Quote from @Steve Kontos:

@Timothy Yang

At this stage of your life, I highly recommend reading, attending networking events, and speak to investors who have SUCCESSFULLY invested in whatever type of investing you have most interest in. You need to build up your network as this business is all about relationships. 


 I have been listening to a couple podcast about real estate investing. I do want to go to a couple seminars, but most of them conflict with my working hours for my job. Are online webinars as good as in person meeting? 

Quote from @Jack Matthias:

The 5% Fannie Mae conventional product for 2-4 is great and do you have to worry about the self sustainability test like you would on FHA. Live in the 1 unit while renting the others. After a year you can repeat the process if you want. This will be your quickest way. Let me know if I can answer any questions regarding the 5% product!


 Hey Jack, 

Could you clarify what you mean. If I’m interpreting what you are saying correctly than I don’t mind living in one unit and renting the rest. 

Quote from @Ko Kashiwagi:

Hi Timothy

Given you have 2 years of job/income history, house hacking would be a great way to get started. Conventional or FHA financing is a good way to get into house hacking. You could also use hard money or rental financing, but you'd need to make sure it will allow beginner investors.


 I just started my new job a couple months ago so that might be a problem for me as I don’t have 2 years worth of income history. Is there another way around the requirement?

Quote from @Bradley Buxton:

@Timothy Yang

House hacking is a great way to get started. You will still need some capital.  If you can take on another job or work more hours to build up some savings you can get a primary residence with little to no down payment if you can find the programs in your area. 

Thanks for the advice. I do have some saving and assets I could liquidate, but I prefer that as a last resort. I recently talked to a colleague who is a banker and we were chatting about my interest with real estate. He mentioned to me that I should liquidate most of my assets so that I could qualify for loans such as FHA and similar types since those are more for lower income earners. Is this a correct path to take since they might see that I have savings and assets that could potential disqualify me for such loans?

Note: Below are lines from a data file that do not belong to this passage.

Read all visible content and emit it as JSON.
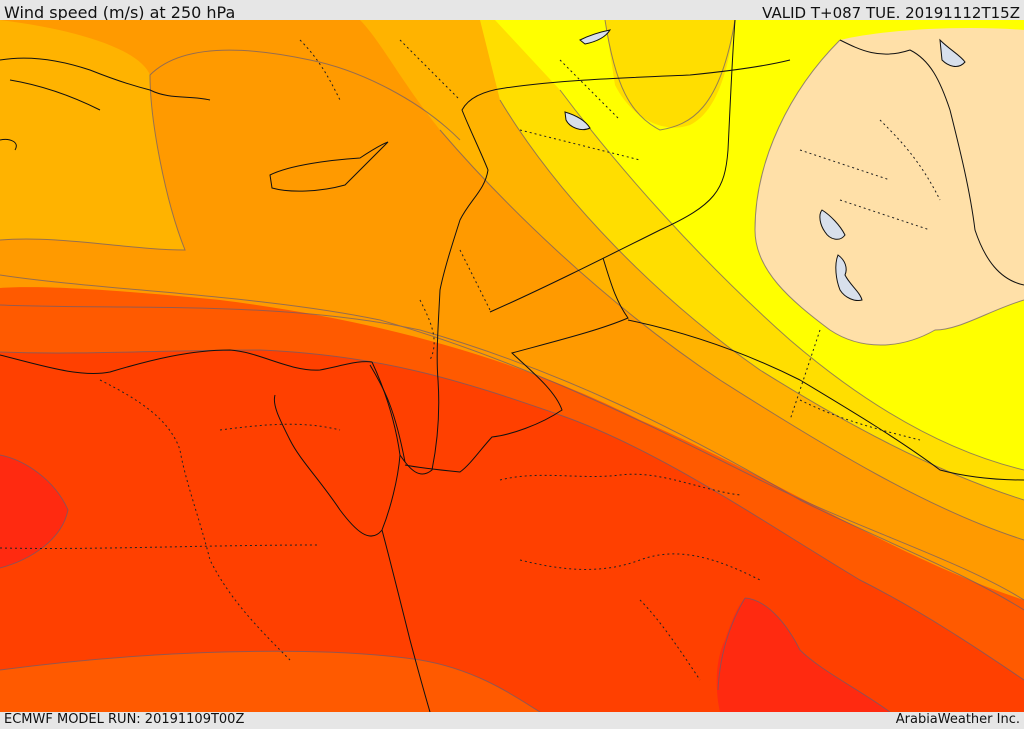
{
  "header": {
    "title": "Wind speed (m/s) at 250 hPa",
    "valid": "VALID T+087 TUE. 20191112T15Z"
  },
  "footer": {
    "model_run": "ECMWF MODEL RUN: 20191109T00Z",
    "credit": "ArabiaWeather Inc."
  },
  "colors": {
    "very_high": "#ff2a10",
    "high": "#ff4000",
    "upper_mid": "#ff5a00",
    "mid": "#ff9a00",
    "lower_mid": "#ffb300",
    "low": "#ffde00",
    "very_low": "#ffff00",
    "minimal": "#ffe0a8",
    "lake": "#d8e0ec"
  }
}
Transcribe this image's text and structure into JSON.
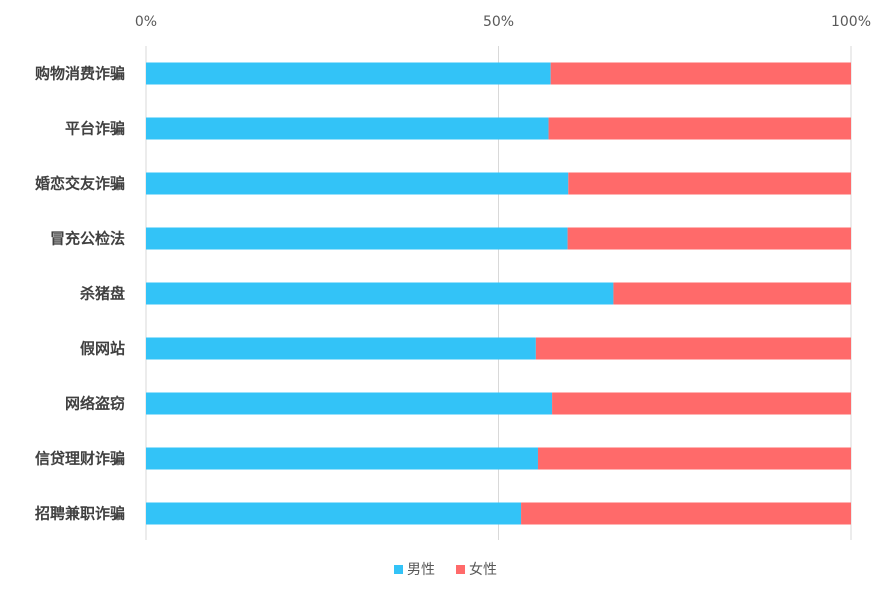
{
  "chart_data": {
    "type": "bar",
    "orientation": "horizontal",
    "stacked": "percent",
    "categories": [
      "购物消费诈骗",
      "平台诈骗",
      "婚恋交友诈骗",
      "冒充公检法",
      "杀猪盘",
      "假网站",
      "网络盗窃",
      "信贷理财诈骗",
      "招聘兼职诈骗"
    ],
    "series": [
      {
        "name": "男性",
        "color": "#33C3F7",
        "values": [
          57.4,
          57.1,
          59.9,
          59.8,
          66.3,
          55.3,
          57.6,
          55.6,
          53.2
        ]
      },
      {
        "name": "女性",
        "color": "#FF6A6A",
        "values": [
          42.6,
          42.9,
          40.1,
          40.2,
          33.7,
          44.7,
          42.4,
          44.4,
          46.8
        ]
      }
    ],
    "x_ticks": [
      "0%",
      "50%",
      "100%"
    ],
    "xlim": [
      0,
      100
    ],
    "grid": true,
    "legend_position": "bottom"
  }
}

I just recently graduated and am looking to start investing in real estate. I have almost no capital to start, but have a steady income from my day job. I have been researching on how to start the process of investing and I've talked to a few people who are more knowledgeable than me in real estate. From what I have learned from both the internet and colleagues is that the finances are the hardest part of getting started. So how should someone like me with almost no capital and no networks finance a rental property without help from a real estate investor. I know there are a couple loans/programs like an FHA loan that are available to starters like me, but are there more options?